Designers like Dior and Galliano took note, and almost overnight, the DIY costumes once sewn together by hobbyists were gliding down the runways of Paris and New York. The 2010s were suddenly awash in chic waistcoats, sepia tones, and high-fashion goggles.

Steampunk seeped into pop culture across mediums. Its neo-Victorian fingerprints can be found in films like Hugo (2011) and Guy Ritchie’s Sherlock Holmes (2011), and video games such as BioShock (2007) and Alice: Madness Returns (2011). Even musicians got in on the action—Slipknot’s Sid Wilson famously donned a brass-goggled leather mask crafted by Ukrainian artist Bob Basset in 2013.


Christian Dior Paris Fashion Week 2010
Christian Dior. Paris Fashion Week 2010. Image sourced from Pinterest
A girl in a dark dress and striped stockings holds a bloodstained knife, standing in a steampunk-like setting with machinery. Text: Alice.
Still from Alice: Madness Returns (2011). Image sourced from Pinterest

The movement’s rise wasn’t just aesthetic—it was quantifiable. In 2013, IBM used social analytics to forecast steampunk’s ascent into the mainstream, noting that online discussions had increased elevenfold between 2009 and 2012. But the same report also predicted a wave of mass commercialization: “Steampunk will shift from low-production, high-cost ‘craft’ manufacturing to mass production.”

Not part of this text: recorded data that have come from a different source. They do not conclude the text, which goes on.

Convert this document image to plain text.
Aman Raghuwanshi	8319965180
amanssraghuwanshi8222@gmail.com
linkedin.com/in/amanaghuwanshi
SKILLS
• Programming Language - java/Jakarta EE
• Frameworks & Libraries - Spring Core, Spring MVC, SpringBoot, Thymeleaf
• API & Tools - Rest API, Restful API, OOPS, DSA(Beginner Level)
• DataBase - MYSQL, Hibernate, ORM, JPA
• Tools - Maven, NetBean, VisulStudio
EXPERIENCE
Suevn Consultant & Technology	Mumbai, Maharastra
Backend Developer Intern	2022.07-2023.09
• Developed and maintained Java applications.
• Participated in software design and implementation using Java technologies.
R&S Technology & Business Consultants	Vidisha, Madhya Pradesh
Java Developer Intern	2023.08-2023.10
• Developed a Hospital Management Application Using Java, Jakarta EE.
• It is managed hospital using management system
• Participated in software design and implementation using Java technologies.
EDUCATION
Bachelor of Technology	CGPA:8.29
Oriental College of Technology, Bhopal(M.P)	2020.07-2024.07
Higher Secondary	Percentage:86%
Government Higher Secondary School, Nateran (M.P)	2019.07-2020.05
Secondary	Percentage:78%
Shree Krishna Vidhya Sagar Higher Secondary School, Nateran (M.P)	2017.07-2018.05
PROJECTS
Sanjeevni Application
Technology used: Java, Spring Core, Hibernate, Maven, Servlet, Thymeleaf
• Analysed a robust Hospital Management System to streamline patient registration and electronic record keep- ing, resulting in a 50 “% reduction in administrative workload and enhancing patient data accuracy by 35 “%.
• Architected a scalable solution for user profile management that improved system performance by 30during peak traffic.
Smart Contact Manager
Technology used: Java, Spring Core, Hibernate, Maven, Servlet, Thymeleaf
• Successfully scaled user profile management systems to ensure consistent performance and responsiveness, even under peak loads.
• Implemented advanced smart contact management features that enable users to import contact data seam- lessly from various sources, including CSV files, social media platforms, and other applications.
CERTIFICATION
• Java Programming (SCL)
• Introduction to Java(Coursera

Isn’t that the antithesis of steampunk? A movement built on craftsmanship, creativity, and mechanical reverence—reduced to mass-market kitsch. The ideology became lost, and lovingly constructed costume pieces became replaced by plastic knockoffs hanging on racks at Hot Topic. The very soul of steampunk, once forged in ingenuity and rebellion, became consumed, commodified, and prepackaged for Halloween.


Losing Steam

Though steampunk has largely fallen out of the public eye—written off by some as an outdated embarrassment, lumped in with galaxy-print leggings and (please, I beg you) fanny packs—its fashion and philosophy continue to thrive in quiet corners of the internet.

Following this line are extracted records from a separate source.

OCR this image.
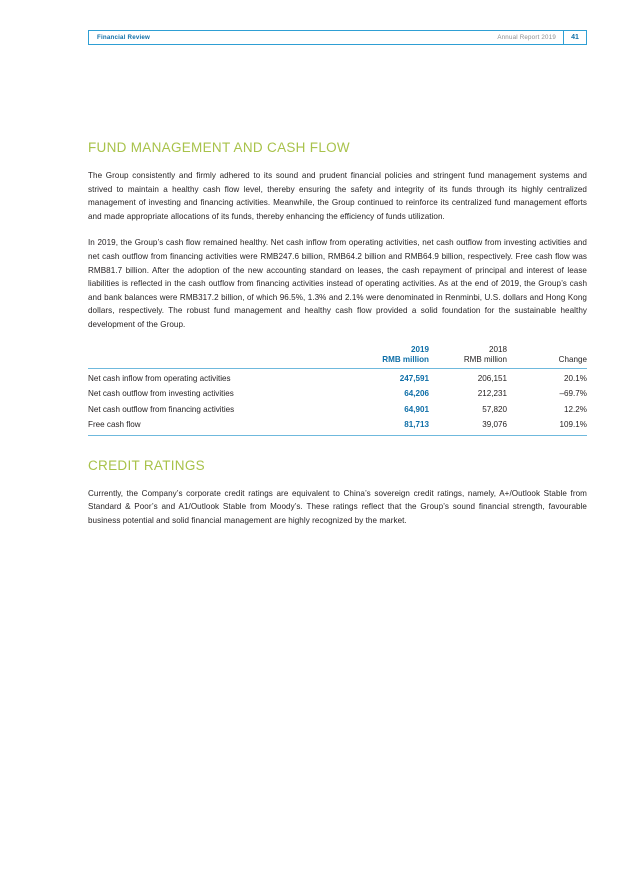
Financial Review	Annual Report 2019	41
FUND MANAGEMENT AND CASH FLOW

The Group consistently and firmly adhered to its sound and prudent financial policies and stringent fund management systems and strived to maintain a healthy cash flow level, thereby ensuring the safety and integrity of its funds through its highly centralized management of investing and financing activities. Meanwhile, the Group continued to reinforce its centralized fund management efforts and made appropriate allocations of its funds, thereby enhancing the efficiency of funds utilization.

In 2019, the Group’s cash flow remained healthy. Net cash inflow from operating activities, net cash outflow from investing activities and net cash outflow from financing activities were RMB247.6 billion, RMB64.2 billion and RMB64.9 billion, respectively. Free cash flow was RMB81.7 billion. After the adoption of the new accounting standard on leases, the cash repayment of principal and interest of lease liabilities is reflected in the cash outflow from financing activities instead of operating activities. As at the end of 2019, the Group’s cash and bank balances were RMB317.2 billion, of which 96.5%, 1.3% and 2.1% were denominated in Renminbi, U.S. dollars and Hong Kong dollars, respectively. The robust fund management and healthy cash flow provided a solid foundation for the sustainable healthy development of the Group.

	2019	2018	
	RMB million	RMB million	Change

Net cash inflow from operating activities	247,591	206,151	20.1%
Net cash outflow from investing activities	64,206	212,231	–69.7%
Net cash outflow from financing activities	64,901	57,820	12.2%
Free cash flow	81,713	39,076	109.1%

CREDIT RATINGS

Currently, the Company’s corporate credit ratings are equivalent to China’s sovereign credit ratings, namely, A+/Outlook Stable from Standard & Poor’s and A1/Outlook Stable from Moody’s. These ratings reflect that the Group’s sound financial strength, favourable business potential and solid financial management are highly recognized by the market.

And as our world shifts from high tech to hyper-tech, from touchscreens to artificial intelligence, I can’t help but wonder: will we find our way back to the simple gadgetry of steampunk? Will the pendulum swing back once again, to romanticize a promised future that never was? Or will some new countercultural style rise up to take its place—iPunk, perhaps? (You heard it here first.)


Maybe nostalgia isn’t a flaw—because sometimes, to move forward, we need to imagine what could’ve been. Maybe it’s our way of building the future, gear by gear.


And seriously, I need those bustled skirts to make a comeback.